Bu felaket anında bir kez daha anladık ki hala Çanakkale savaşındaki ruh, inanç
ve gayrete sahibiz ve yıkılmadı MİLLETİMİZ.
Kardeşliğimiz yıkılmadı mesela. Türkiye’nin dahi dünyanın dört bir
yanından akın akın yiğitler sefer eylediler deprem şehirlerine. Hiç
bilmedikleri, tanımadıkları canları kurtarmak, yaralarını sarmak, gözyaşlarını
silmek için. Aynı ocakta büyümüş, aynı
sofradan doymuş aynı anne babanın öz evladı gibi. Sadece aziz vatanımın güzel
şehirlerinden değil, Azerbaycan’dan, Özbekistan’dan, Saraybosna’dan, Katar’dan,
Pakistan’dan yetişti kardeşlerimiz. Şehirlerimiz yıkıldı lakin yıkılmadı
KARDEŞLİĞİMİZ.
Bizi yaşatan ve diri tutan umudumuz yıkılmadı mesela. Çünkü biz
biliyor ve inanıyoruz ki Müslüman için ölüm dahi bir son değildir. “Mezarlardan
bile yükselen bir bahar vardır. Gün batsa ne olur; geceyi onaran bir mimar vardır.”
Acımız ve imtihanımız çok büyük fakat ümitsiz değiliz. Paramparça olmuş
binaların altından çıkan bebekler umudumuz olacak. Bakın alemlerin Rabbi ne
diyor; “Size korku ve ümit duyguları içinde şimşeği gösteren ve yağmur dolu
bulutları meydana getiren O’dur” (Ra’d, 12). Binalarımız yıkıldı ama dağlar misali; yıkılmadı UMUDUMUZ.

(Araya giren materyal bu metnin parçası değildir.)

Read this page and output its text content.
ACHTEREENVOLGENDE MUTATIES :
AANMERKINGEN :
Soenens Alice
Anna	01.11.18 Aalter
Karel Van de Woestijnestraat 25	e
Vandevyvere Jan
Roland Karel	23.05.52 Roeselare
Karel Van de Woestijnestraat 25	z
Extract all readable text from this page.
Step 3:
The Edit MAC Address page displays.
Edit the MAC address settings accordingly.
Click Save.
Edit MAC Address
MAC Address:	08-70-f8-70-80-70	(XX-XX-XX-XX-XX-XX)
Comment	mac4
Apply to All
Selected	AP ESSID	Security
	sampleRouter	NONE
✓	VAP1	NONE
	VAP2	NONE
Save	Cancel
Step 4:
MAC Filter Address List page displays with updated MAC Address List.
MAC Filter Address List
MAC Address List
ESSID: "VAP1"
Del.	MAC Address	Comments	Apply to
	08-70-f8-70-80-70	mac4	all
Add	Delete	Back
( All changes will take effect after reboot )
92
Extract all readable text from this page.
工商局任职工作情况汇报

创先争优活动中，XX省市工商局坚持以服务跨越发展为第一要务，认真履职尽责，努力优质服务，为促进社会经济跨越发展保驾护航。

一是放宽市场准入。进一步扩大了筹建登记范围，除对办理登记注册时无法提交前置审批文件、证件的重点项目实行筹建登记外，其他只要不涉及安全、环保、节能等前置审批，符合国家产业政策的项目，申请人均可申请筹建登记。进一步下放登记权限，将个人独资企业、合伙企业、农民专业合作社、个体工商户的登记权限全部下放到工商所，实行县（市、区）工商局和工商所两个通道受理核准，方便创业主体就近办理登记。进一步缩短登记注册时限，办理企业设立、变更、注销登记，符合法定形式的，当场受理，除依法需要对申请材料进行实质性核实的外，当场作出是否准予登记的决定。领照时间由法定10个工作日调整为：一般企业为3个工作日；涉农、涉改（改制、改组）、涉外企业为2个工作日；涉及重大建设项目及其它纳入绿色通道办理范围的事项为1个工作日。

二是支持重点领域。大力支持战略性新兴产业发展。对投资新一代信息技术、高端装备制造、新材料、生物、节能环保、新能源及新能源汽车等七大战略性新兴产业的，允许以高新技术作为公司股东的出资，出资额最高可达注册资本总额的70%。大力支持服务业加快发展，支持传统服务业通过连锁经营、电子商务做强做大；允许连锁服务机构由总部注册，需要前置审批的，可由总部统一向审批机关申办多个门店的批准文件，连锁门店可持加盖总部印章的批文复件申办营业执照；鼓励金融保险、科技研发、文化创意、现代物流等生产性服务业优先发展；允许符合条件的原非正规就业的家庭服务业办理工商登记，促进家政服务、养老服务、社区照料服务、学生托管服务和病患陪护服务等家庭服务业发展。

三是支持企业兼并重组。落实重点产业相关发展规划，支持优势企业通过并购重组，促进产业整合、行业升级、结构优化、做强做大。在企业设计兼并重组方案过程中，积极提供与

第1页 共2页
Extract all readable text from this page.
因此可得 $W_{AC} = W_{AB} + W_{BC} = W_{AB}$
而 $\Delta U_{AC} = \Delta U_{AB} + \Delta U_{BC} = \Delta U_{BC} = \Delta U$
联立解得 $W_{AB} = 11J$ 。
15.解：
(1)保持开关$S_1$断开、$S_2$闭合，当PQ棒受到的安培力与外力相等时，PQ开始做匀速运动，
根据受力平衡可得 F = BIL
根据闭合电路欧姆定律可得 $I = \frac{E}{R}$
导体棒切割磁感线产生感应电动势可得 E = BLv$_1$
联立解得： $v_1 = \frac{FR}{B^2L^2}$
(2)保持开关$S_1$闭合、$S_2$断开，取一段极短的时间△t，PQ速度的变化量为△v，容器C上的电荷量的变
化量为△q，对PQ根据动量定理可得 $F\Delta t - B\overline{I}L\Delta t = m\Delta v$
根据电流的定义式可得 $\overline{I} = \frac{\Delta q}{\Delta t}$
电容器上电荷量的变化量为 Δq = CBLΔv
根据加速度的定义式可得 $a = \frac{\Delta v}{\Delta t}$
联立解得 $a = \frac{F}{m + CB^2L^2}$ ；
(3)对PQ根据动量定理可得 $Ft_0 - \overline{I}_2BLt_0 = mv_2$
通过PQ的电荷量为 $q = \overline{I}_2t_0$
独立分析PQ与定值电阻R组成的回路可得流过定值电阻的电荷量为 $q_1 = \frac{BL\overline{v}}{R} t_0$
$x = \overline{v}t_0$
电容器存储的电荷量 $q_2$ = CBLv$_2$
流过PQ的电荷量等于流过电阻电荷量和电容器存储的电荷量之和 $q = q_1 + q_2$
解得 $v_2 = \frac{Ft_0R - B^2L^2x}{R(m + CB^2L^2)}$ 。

Memleketin hali harap, binaları ve şehirleri
yıkılmış olsa da ümitsiz değiliz. Yıkılan şeylerimiz çoktur doğru lakin
yıkılmayan şeylerimiz daha kıymetlidir. Bu zor günleri atlattığımızda ve
yaralarımızı sardığımızda tüm dünya, aziz milletimizin emsalsiz dayanışmasını,
ferasetini ve kardeşliğini yazacak. Al sancağımızın gölgesinde omuz omuza,
kardeşçe ve huzur dolu günlerimiz olacak inşallah.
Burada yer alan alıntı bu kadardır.